The England batsman made 151 to put England in the driving seat of the second Test against Sri Lanka.
Big-hitting Kevin Pietersen unfazed by switch-hit debate
Kevin Pietersen had no complaints about the warning he received during his stunning 151 in the second Test against Sri Lanka, but has warned that umpires must be careful not to penalise attacking batsmen.
Pietersen's 20th Test hundred, a masterclass of aggression and timing which contained six sixes and 16 fours, was also notable for the fact that Asad Rauf formally cautioned him for changing his position at the crease before the bowler's delivery stride.
Pietersen produced a variety of strokes to combat a defensive leg-side field - including, but not limited to, his old favourite switch-hit.
Tillakaratne Dilshan was unhappy with how early Pietersen was shifting his position and grip and twice aborted his run-up, leading to Rauf's intervention.
Had Pietersen transgressed again, Englandfaced a five-run penalty.
The batsman admitted he did not have a clear grasp on the relevant laws but suggested the inherent risk involved in playing that way should be enough to satisfy the bowler.
"There's no drama, no issue, I just got my timing wrong," he said, after batting England into a 181-run lead at the close of play on day three as they were bowled out for 460, before Sri Lanka survived a James Anderson over to end the day on four without loss.
"He (Rauf) said it was a warning because I moved my hands too quickly and I was okay, it was cool.
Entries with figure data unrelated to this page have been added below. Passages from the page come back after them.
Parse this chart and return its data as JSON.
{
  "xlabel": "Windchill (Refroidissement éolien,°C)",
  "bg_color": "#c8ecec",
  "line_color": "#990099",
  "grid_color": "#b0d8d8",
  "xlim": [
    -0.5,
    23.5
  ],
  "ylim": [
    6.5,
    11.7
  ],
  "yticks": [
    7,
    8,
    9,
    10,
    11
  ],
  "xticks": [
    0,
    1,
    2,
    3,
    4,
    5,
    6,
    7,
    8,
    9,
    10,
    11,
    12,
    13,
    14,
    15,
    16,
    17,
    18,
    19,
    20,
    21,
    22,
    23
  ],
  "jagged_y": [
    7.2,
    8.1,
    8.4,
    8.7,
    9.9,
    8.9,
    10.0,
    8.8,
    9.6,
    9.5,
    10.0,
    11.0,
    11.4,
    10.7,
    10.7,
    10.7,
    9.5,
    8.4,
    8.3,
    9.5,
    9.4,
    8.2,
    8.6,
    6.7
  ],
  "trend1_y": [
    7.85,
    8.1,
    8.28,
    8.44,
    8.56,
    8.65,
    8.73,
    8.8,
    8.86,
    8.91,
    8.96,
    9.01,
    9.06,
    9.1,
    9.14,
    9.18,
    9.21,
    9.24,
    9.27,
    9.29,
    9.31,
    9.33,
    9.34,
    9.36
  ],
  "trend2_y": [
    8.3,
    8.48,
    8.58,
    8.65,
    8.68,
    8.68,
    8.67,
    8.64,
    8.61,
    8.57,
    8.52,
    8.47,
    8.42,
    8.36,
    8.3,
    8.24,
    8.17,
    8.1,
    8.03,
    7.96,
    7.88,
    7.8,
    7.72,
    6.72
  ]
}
"But like I said when I first played the shot against New Zealand all those years back (in 2008): I don't think the batter should get penalised because I'm the one taking the biggest risk.
"If I saw a batter do that I'd be licking my lips.
"I don't understand the rules, it's just something I found out mid-innings today at a pretty unfortunate time."
Despite popularising, if not inventing, the switch-hit it has been somewhat off the agenda for Pietersen in the last couple of years, with others such as Australia's David Warner picking up the baton.
But he indicated he was once again happy to use the stroke as part of his armoury - a fact that does not appear likely to change due to his censure.
"I don't find that shot too difficult, I find it a fairly simple shot and you can manipulate fields when they bowl a leg-stump line," he said.
"I've always said I'll play to that side of the field when there are no fielders there and I think it's a shot worth playing. There are a lot of permutations of the shot.
"I just have to switch my hands a little bit later...you learn new things every day."
Sri Lanka, who will attempt to bat their way back into the game when they resume, are coached by Pietersen's batting mentor Graham Ford.
Ford is a long-time family friend of Pietersen, who sought him out for advice before the 2010-11 Ashes series.
Having denied responsibility for the creation of the switch-hit, Ford declared himself happy with the way the match officials policed the shot's use here.
"It was nothing to do with me, that (switch-hit) is something only an inventive player like Kevin would come up with along the way," he said.
"But I think the rule is quite clear: if the batsman sets himself up for the switch prior to the bowlers' release and he is able to stop, the warning is issued.
"Just about every single one he did, he set himself up prior to release except for the ones just after the warning.
"I think it was all handled pretty well."